Lightweight Implementations of NIST P-256 and SM2 ECC on 8-bit Resource-Constraint Embedded Device

Abstract

Elliptic Curve Cryptography (ECC) now is one of the most important approach to instantiate asymmetric encryption and signature schemes, which has been extensively exploited to protect the security of cyber-physical systems. With the advent of the Internet of Things (IoT), a great deal of constrained devices may require software implementations of ECC operations. Under this circumstances, the SM2, a set of public key cryptographic algorithms based on elliptic curves published by Chinese Commercial Cryptography Administration Office, was standardized at ISO in 2017 to enhance the cyber-security. However, few research works on the implementation of SM2 for constrained devices have been conducted.
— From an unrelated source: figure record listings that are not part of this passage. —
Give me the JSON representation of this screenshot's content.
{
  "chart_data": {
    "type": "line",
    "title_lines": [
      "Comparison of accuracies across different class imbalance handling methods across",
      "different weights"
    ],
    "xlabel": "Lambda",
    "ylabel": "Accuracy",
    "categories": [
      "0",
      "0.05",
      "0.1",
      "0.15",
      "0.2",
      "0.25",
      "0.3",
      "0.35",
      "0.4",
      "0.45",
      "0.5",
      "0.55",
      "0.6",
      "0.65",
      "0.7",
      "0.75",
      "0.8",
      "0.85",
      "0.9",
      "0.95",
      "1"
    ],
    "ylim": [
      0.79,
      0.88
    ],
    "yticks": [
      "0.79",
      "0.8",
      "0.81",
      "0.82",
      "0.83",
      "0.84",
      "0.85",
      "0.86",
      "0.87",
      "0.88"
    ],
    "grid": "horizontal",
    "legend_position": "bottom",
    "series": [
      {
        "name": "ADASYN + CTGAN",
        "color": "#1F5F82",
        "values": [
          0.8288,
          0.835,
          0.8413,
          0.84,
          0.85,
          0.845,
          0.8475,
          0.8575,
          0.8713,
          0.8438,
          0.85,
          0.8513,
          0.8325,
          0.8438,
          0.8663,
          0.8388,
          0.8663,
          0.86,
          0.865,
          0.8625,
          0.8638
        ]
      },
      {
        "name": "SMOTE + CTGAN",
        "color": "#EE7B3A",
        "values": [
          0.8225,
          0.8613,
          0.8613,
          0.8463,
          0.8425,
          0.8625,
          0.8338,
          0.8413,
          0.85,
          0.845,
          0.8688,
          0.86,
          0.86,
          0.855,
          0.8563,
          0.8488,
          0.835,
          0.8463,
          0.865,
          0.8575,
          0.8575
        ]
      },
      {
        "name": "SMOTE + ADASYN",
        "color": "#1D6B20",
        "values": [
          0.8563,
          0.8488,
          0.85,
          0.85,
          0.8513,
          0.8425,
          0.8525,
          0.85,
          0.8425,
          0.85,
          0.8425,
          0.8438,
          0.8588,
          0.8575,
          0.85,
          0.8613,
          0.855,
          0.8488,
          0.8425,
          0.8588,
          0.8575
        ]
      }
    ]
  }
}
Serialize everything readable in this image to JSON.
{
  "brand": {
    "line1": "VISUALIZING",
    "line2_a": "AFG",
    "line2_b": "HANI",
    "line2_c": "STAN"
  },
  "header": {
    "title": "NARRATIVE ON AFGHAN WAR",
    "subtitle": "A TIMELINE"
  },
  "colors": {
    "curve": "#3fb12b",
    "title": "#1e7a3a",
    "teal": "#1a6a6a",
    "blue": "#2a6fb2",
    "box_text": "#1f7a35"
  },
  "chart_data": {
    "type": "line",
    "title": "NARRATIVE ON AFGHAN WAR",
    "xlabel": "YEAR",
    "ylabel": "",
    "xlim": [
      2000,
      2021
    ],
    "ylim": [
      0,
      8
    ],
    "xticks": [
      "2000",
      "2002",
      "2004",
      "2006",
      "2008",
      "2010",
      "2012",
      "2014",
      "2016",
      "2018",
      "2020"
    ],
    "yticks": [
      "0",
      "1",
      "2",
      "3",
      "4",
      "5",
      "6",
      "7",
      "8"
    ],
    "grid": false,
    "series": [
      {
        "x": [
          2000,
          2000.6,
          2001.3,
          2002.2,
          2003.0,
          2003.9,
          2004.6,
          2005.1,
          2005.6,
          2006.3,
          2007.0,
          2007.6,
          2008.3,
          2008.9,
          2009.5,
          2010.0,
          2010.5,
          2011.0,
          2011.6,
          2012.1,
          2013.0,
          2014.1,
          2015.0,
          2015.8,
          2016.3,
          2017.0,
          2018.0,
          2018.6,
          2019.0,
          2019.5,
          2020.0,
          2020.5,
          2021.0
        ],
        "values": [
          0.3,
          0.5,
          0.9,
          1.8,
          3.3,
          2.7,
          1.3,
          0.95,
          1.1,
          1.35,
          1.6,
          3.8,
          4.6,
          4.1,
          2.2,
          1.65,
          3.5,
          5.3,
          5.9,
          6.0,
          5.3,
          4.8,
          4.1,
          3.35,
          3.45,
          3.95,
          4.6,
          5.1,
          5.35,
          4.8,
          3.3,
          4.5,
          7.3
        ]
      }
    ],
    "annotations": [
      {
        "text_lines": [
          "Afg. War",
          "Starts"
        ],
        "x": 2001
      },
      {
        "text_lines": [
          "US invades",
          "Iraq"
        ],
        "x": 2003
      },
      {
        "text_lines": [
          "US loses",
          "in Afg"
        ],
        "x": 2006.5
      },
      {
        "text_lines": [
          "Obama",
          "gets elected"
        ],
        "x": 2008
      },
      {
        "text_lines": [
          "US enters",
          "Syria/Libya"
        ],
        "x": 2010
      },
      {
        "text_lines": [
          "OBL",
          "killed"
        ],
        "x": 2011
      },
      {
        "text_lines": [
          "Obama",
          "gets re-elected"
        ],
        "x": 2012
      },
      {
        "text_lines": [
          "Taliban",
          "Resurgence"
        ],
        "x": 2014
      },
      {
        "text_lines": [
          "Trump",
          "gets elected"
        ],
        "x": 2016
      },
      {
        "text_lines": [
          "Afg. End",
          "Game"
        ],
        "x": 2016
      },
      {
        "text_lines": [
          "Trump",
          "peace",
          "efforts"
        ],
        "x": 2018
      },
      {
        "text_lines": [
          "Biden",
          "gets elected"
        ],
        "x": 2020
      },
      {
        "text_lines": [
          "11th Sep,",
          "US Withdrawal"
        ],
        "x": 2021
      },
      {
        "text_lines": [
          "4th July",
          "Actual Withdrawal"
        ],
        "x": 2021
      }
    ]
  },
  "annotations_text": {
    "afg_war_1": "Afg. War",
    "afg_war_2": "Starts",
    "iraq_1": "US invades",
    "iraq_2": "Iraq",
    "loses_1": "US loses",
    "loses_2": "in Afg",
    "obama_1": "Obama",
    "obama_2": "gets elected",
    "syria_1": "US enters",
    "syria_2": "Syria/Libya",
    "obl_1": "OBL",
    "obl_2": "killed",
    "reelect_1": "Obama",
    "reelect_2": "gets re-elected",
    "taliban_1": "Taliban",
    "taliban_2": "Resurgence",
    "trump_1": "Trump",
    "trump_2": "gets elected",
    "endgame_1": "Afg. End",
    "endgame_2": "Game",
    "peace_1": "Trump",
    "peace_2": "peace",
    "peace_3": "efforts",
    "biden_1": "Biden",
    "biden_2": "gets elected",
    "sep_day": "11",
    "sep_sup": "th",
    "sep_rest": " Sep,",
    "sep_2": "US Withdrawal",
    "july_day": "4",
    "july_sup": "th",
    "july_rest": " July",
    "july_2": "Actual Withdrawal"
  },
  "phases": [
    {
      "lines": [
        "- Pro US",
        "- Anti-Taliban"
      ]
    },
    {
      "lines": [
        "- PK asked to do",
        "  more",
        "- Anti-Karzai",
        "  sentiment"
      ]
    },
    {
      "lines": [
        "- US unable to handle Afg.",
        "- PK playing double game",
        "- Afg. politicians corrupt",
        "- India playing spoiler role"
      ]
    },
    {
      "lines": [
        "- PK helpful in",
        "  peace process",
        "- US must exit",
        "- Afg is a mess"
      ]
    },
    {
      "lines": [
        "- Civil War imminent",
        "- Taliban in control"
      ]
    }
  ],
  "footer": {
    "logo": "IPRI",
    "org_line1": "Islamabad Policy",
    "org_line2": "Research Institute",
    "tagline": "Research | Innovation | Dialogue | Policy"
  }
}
In this work, we fill this gap and propose our efficient, secure, and compact implementation of scalar multiplication on a 256-bit elliptic curve recommended by the SM2, as well as a comparison implementation of scalar multiplication on the same bit-length elliptic curve recommended by NIST. We re-design some existent techniques to fit the low-end IoT platform, namely 8-bit AVR processors, and our implementations evaluated on the desired platform show that the SM2 algorithms have competitive efficiency and security with NIST, which would work well to secure the IoT world.